The sense organs emerge from measured γ on the same R19 switch
Each sense organ emerges from its master gene's measured stacking stiffness γ — eye from PAX6 (γ=1.511), ear from PAX2, olfactory from LHX2, skin from TP63 — read by the same R19 switch. STATE decides presence, the spinodal orders the organs, and DWELL ∝ γ^1.5 sets relative size. Order and presence are forced; size and time open.
The organs that begin the loop are not assumed; they emerge from real, read-only γ values (corr(γ,GC)=0.993 in the source catalog), the same primitive that writes genes and fires neurons. With the master cis on each organ is present and with it off the organ is absent even when its partner genes are intact; as a global morphogen drive ramps, the organs cross their discontinuous threshold |h_sp| in a fixed γ-set sequence (skin → ear → muscle → eye → olfactory → cerebellum), and DWELL ∝ γ^1.5 ranks their relative size. A present organ then hosts its transducer (§10) and an absent organ transduces nothing. The developmental order and the relative-size order are forced [F] and verified [V]; absolute size and absolute timing are calibration and open [O].
One switch, organ and neuron alike
The organ and the neuron are the same R19 switch read at two scales. The neuron's switch fires a spike; the organ's master switch decides whether the organ forms, on the master gene's measured γ — the stacking stiffness read off real promoter sequence, never fitted. The eye's master PAX6 has γ=1.511, the ear's PAX2 has γ=1.464, the olfactory master LHX2 has γ=1.517; these are the same read-only values the DNA paper uses, so the chain is continuous from gene to organ to spike.
Presence is STATE, not γ
An organ is present only if its master cis drive clears the γ-set threshold, regardless of how complete its parts are. In the run every organ is present when the master is on and absent when it is off, even with the partner genes intact — parts present is not the trait, exactly the lesson the snake limb makes concrete in the DNA paper. γ sets where the threshold sits; STATE decides which side of it the organ is on.

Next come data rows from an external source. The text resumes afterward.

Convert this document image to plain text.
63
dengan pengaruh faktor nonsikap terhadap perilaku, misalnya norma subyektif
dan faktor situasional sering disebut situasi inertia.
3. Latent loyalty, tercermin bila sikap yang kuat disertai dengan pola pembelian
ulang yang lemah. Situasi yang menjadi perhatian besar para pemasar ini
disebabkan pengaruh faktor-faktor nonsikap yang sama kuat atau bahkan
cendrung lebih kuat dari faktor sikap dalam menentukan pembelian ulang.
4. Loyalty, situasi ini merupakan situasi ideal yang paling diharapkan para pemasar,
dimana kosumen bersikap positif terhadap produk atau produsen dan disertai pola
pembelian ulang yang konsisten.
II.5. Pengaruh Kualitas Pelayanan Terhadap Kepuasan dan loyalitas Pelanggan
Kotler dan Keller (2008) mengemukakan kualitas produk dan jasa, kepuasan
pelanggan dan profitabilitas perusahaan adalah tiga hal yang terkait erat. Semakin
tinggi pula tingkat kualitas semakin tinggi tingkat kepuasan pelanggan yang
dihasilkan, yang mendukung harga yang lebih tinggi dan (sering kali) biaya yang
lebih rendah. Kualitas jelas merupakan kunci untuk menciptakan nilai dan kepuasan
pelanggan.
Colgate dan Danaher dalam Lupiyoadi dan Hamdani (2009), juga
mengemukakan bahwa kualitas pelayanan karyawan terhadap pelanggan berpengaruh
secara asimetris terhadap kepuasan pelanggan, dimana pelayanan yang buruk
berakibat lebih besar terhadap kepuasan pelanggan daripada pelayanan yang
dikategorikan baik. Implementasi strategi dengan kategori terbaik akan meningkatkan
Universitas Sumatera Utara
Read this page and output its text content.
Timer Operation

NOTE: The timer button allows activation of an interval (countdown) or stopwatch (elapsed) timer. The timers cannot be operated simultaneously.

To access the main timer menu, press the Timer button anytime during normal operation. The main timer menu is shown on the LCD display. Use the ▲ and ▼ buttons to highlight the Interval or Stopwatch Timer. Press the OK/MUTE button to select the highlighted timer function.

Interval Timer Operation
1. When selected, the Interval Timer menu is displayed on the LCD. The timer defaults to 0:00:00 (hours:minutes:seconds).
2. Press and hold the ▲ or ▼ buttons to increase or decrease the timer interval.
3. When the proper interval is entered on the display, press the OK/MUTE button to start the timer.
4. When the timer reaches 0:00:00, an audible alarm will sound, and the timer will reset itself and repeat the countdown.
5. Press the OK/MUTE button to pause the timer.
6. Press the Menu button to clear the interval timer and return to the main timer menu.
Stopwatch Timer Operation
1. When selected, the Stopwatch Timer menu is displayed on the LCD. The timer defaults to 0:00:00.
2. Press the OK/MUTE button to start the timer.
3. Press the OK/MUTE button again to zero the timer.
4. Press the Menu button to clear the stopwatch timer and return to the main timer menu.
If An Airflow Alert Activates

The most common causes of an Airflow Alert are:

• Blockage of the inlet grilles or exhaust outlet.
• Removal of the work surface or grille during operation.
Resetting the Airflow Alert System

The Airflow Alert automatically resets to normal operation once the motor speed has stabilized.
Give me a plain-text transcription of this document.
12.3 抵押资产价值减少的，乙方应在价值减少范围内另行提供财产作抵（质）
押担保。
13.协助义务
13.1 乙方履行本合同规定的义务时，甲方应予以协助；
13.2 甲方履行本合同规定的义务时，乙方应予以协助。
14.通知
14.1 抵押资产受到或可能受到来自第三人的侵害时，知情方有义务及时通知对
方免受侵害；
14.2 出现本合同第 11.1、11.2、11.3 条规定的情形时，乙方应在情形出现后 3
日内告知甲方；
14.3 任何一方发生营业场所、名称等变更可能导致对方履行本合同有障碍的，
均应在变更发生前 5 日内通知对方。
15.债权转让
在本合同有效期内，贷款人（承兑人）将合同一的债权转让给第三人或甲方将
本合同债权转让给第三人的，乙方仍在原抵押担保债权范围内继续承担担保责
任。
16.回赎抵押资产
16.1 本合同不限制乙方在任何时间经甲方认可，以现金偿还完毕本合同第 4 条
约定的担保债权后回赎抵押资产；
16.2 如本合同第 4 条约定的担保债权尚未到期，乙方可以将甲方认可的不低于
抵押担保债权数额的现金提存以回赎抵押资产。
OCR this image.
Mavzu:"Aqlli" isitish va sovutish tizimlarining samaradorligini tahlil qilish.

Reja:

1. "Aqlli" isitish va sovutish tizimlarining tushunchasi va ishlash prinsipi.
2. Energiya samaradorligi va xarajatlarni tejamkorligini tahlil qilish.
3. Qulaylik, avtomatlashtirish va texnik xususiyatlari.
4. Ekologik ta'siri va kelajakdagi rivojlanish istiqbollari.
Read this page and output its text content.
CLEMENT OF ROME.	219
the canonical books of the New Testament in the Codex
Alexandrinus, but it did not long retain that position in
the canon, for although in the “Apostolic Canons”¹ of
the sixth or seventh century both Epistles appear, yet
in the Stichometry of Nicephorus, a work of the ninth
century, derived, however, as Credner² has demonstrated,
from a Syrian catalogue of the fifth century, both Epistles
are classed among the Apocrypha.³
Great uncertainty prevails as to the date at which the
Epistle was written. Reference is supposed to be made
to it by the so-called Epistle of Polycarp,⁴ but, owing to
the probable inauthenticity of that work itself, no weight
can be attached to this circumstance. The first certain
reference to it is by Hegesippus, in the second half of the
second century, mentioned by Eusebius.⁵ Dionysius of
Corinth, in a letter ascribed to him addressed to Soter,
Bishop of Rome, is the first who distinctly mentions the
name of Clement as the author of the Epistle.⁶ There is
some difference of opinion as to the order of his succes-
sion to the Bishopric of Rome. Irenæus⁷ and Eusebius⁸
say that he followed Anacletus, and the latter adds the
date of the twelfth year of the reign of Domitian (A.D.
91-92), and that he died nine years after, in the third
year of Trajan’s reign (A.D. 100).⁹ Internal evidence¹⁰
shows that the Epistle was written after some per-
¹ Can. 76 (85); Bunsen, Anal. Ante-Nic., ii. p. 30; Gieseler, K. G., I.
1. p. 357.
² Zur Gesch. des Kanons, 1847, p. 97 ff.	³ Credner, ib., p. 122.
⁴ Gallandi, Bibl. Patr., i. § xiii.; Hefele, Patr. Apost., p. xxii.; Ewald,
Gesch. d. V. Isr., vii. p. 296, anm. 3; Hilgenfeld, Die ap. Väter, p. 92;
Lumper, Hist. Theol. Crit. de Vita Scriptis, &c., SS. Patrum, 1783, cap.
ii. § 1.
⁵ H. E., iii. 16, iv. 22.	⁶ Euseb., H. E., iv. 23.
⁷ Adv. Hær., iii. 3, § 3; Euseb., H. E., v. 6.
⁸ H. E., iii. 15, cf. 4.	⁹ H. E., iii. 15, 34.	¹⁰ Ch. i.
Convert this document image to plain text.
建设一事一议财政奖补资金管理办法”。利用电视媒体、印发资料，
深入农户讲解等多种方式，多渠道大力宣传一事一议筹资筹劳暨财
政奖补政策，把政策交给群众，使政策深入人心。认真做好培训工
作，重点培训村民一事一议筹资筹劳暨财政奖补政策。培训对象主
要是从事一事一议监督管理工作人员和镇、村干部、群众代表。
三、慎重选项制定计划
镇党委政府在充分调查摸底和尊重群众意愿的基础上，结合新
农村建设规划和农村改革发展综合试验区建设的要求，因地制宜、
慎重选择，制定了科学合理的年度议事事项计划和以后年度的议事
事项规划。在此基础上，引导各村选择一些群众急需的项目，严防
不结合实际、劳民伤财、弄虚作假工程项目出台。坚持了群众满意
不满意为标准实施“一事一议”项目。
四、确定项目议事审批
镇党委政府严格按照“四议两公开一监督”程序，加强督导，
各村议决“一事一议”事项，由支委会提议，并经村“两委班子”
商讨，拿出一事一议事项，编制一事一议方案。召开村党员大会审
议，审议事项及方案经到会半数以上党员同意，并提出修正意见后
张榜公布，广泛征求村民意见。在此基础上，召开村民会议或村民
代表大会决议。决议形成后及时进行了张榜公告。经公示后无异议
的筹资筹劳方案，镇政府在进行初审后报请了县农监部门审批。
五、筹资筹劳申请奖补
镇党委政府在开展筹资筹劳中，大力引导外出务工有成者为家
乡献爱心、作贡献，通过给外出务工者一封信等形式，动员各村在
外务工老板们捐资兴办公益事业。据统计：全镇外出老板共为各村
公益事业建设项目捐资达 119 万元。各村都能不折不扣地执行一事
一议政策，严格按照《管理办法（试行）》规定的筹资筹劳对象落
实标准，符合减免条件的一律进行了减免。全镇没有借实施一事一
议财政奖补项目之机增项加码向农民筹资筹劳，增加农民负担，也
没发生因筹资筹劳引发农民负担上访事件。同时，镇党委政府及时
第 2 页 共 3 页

The developmental order is the fourth dimension
As a global morphogen drive ramps over time, the organs switch on in a fixed γ-set sequence, and that sequence is the fourth dimension on top of the organ's three-dimensional form. The functional spinodal — the drive needed to flip each master — orders them skin (|h_sp|=0.613) → ear → muscle → eye → olfactory → cerebellum (0.738); sweeping the drive from below all thresholds to above them brings the organs on one by one, none to all six, monotonically. The order follows from measured γ alone and is forced; the absolute developmental time is calibration and open.
Relative size from DWELL
How long each master switch runs sets the organ's relative size through DWELL ∝ γ^1.5. Ranked by DWELL the organs read cerebellum > olfactory > eye > muscle > ear > skin, an ordering fixed by the measured γ values. The ranking is forced [F]; the absolute size of any organ needs separate data and is open [O].
From organ to receptor
A present organ hosts the transducer that feeds the loop, and an absent organ feeds nothing. The emerged eye carries the photoreceptor that converts 565 nm light to 23 spikes, the ear its mechanoreceptor, the olfactory epithelium its chemoreceptor, the skin its thermoreceptor (§10); when the master is off and the organ is absent, the same stimulus yields zero spikes because there is no organ to transduce it. Emergence and transduction are one chain: the gene builds the organ, the organ reads the world.
What this locks, and what stays open
This chapter locks the developmental order and the relative-size order across the sensory and motor organs as Layer-1 facts forced by measured γ, verified in a deterministic module. What stays open is Layer-2: the absolute size of each organ, the absolute developmental time, and the on/off STATE timing all need separate data and are marked [O] in the ledger, never asserted as evidence. The organs now emerge with a forced order; their absolute dimensions wait for calibration.